Dans les années cinquante, Roland Barthes dénonçait les Mythologies de la vie quotidienne française, écrivait Alain Finkielkraut dans son livre paru en 2005 aux éditions Ellipses : Nous autres, modernes. Il évoquait «un sentiment d'impatience devant "le naturel" dont la presse, l'art, le sens commun affublent sans cesse une réalité qui pour être celle dans laquelle nous vivons, n'en est pas moins parfaitement historique».

«Historique, explicitait Finkielkraut, c'est-à-dire ni éternelle ni absolue, ni universelle ni indiscutable, ni sacrée ni fatale, mais, tout au contraire, contingente, passagère, friable, sujette à caution et à transformation.» Barthes s'ingéniait ainsi à «défataliser le monde». Dans le prolongement de la dernière note, on pourrait dire également que la mondialisation est historique : ni sacrée ni fatale, mais sujette à caution et à transformation.

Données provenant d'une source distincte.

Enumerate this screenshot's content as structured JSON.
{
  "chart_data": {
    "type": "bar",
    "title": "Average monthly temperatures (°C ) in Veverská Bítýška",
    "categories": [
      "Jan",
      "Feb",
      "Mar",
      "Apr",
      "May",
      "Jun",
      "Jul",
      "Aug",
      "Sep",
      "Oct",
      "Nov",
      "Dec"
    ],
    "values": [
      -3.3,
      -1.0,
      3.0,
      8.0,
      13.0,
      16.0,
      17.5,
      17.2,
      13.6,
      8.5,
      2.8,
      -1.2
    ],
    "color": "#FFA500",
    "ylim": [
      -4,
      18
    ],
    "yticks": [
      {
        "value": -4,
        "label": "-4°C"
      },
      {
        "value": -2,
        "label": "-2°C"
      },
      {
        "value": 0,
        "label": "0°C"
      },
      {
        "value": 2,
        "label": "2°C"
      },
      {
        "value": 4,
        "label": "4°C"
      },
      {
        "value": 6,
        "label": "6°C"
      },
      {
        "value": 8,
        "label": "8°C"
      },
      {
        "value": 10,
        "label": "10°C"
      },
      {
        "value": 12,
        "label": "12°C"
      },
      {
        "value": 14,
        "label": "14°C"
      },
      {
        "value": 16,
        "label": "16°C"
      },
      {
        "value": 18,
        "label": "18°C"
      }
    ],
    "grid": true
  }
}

Et pour imaginer cette transformation, un petit rappel historique est peut-être nécessaire. «Pour le marchand du Moyen Âge, rappelle Hermann Broch dans son roman Les Somnambules, écrivait encore Finkielkraut, le principe "les affaires sont les affaires" était sans valeur, la concurrence était pour lui quelque chose de prohibé, l'artiste du Moyen Âge ne connaissait pas "l'art pour l'art", mais seulement le service de la foi (...).

«C'était un système total du monde reposant dans la foi, un système du monde relevant de l'ordre des fins et non pas des causes, un monde entièrement fondé dans l'être et non dans le devenir, et sa structure sociale, son art, ses liens sociaux, bref toute sa charpente de valeurs était soumise à la valeur vitale de la foi, qui les comprenait toutes.» Dieu ayant été refoulé aux confins de la vie publique, que reste-t-il pour unir ?

Plus reliés par un principe supérieur, les hommes travaillent dans leur coin, dans leur domaine, avec méthode, poussant jusqu'au bout la logique propre à leur matière ou poussés par elle (?). Des hommes qui ne voient rien au delà de leur spécialité «et que nulle considération, nul scrupule extérieurs n'empêchent d'avancer». Il est ainsi dans «la logique de l'homme d'affaires de faire des affaires» sans se soucier des conséquences.

"Les affaires sont les affaires" : "il ne faut pas en affaires s'embarrasser de sentiments, de scrupules". Et si au contraire il devenait nécessaire d'en avoir, de s'attacher au Bien ("ce qui sert l'homme, ce qui le rend heureux") et de renoncer au Mal ("ce qui le fait souffrir"), par exemple la concurrence déloyale, afin d'empêcher ce que Marx appelait : «(...) les terribles développements (...) de l'économie se déployant pour elle-même».